Polio is a highly contagious viral disease that mainly affects children and can cause permanent, lifelong paralysis. Over three decades, the Global Polio Eradication Initiative has worked with governments and partners to slash the number of polio cases from hundreds of thousands worldwide, to several dozen. But polio anywhere is a threat to children everywhere, and in places where immunity levels are lower than they should be, the risk of a polio outbreak is high. The way forward is to vaccinate all children with oral polio vaccine (OPV) so that the virus has nowhere to go and dies out.
Yemen has long maintained a vigilant polio surveillance system, consistently meeting or exceeding the two international indicators of effectiveness.
Even when a country is not in an outbreak situation, regular vaccination campaigns are conducted to maintain high immunity levels – Yemen’s last was in December 2019.

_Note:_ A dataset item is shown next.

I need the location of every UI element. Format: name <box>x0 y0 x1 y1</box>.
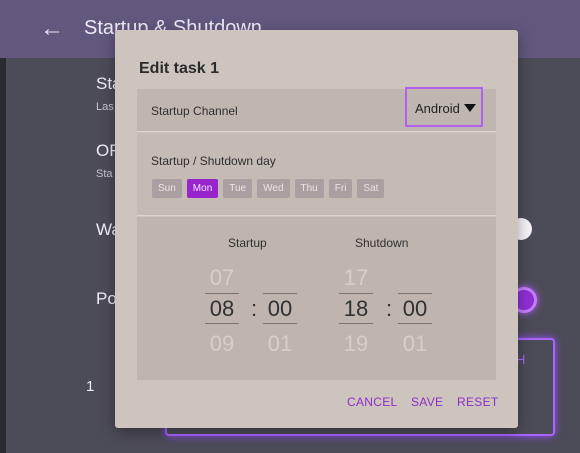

Yemen’s current outbreak is caused by the vaccine-derived poliovirus type 1 strain, which emerges in communities where not enough children have been vaccinated.
Outbreak response includes three rounds of vaccination, targeting all children under age 5.
In the first round of response, vaccinators gave polio drops to more than 5.1 million children.
Eleven percent of children vaccinated were aged under one year and received polio drops for the first time.
Plans are under way to improve Yemen’s laboratory testing capacity, one of the foundations of a robust polio surveillance system.